Abstract: The Standard Model of particle physics successfully describes present collider data. Nevertheless, theoretical and cosmological results call for its extension. A softly broken supersymmetric completion around the TeV scale solves several of the outstanding issues. Supersymmetry requires two Higgs doublets, leading to five physical Higgs states. These include a pair of charged Higgs bosons H±, which are a generic feature of theories with multiple Higgs doublets. Using results from high-energy colliders and flavour physics, constraints are derived on the charged Higgs boson mass and couplings; both for constrained scenarios in the minimal supersymmetric standard model (MSSM) with grand unification, and for general two-Higgs-doublet models.

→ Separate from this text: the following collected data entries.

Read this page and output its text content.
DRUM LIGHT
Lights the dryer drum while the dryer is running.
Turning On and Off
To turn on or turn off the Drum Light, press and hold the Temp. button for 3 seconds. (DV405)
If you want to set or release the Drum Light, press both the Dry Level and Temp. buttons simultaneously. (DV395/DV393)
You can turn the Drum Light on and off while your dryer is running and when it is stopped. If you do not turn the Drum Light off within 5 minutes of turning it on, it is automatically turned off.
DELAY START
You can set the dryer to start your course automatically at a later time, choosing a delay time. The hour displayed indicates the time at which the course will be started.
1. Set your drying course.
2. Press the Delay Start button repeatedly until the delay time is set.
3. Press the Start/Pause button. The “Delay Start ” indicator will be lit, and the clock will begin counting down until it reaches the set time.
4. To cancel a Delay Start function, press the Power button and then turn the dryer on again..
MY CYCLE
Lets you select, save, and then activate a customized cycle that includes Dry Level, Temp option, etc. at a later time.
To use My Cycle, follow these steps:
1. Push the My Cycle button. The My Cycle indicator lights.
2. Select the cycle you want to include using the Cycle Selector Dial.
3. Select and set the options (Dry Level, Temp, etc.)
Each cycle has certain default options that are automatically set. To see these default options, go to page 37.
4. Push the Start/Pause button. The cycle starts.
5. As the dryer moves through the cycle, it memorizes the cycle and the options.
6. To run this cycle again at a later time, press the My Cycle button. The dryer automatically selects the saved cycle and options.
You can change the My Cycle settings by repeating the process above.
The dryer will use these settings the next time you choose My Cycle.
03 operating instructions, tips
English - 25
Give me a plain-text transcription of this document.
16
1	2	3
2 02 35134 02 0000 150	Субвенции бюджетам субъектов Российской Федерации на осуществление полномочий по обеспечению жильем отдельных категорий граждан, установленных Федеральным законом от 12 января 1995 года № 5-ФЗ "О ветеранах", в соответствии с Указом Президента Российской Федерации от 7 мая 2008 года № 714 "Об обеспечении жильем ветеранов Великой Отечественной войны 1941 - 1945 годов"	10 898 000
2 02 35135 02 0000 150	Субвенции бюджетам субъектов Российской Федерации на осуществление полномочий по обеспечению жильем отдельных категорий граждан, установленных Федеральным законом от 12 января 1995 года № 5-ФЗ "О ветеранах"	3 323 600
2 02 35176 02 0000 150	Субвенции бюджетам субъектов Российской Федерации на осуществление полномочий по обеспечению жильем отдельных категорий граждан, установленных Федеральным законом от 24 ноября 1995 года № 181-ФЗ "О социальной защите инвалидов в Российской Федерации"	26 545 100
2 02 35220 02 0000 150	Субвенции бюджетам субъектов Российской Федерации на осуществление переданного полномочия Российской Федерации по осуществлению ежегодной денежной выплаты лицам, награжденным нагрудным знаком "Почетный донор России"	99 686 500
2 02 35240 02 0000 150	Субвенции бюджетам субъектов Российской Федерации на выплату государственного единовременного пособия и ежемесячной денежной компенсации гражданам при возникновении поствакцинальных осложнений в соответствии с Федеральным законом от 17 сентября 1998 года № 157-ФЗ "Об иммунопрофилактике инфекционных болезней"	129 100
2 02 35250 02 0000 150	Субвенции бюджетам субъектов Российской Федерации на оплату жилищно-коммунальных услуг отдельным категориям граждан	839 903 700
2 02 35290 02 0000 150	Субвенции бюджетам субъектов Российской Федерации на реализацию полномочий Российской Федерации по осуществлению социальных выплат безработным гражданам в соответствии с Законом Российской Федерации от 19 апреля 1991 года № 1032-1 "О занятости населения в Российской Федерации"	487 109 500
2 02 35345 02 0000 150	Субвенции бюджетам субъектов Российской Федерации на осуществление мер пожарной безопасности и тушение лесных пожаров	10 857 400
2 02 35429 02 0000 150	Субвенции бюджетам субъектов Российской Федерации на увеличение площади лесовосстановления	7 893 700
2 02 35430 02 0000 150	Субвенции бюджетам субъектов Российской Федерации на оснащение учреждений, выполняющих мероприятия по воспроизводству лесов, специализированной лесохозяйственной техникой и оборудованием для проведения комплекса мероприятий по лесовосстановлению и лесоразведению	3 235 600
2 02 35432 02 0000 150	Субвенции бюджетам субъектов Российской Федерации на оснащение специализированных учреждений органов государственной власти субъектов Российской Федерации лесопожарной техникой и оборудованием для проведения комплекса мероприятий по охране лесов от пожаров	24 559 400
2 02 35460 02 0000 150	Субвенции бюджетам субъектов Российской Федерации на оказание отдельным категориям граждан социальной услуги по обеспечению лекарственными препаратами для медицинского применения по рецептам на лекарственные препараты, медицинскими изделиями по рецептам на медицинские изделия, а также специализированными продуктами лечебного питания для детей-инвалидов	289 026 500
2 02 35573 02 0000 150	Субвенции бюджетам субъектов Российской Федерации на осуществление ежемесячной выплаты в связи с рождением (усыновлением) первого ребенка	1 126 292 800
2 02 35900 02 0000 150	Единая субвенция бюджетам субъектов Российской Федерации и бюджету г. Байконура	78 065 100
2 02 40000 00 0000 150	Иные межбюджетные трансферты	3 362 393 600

The MSSM results are compared to the projected reach for charged Higgs searches at the Large Hadron Collider (LHC). At the LHC, a light charged Higgs is accessible through top quark decay. Beyond a discovery, it is demonstrated how angular distributions sensitive to top quark spin correlations can be used to determine the structure of the H±tb coupling. The public code 2HDMC, which performs calculations in a general, CP-conserving, two-Higgs-doublet model, is introduced. In parallel to the developments at colliders, the most energetic particles ever recorded are the ultra-high-energy (UHE) cosmic rays. To gain more insight into their origin, new experiments are searching for UHE neutrinos. These searches require detectors of vast volume, which can be achieved by searching for coherent radio pulses arising from the Askaryan effect. The prospects of using a satellite orbiting the Moon to search for neutrino interactions are investigated, and a similar study for an Earth-based radio telescope is presented. In both cases, the method is found competitive for detection of the very highest energy neutrinos considered.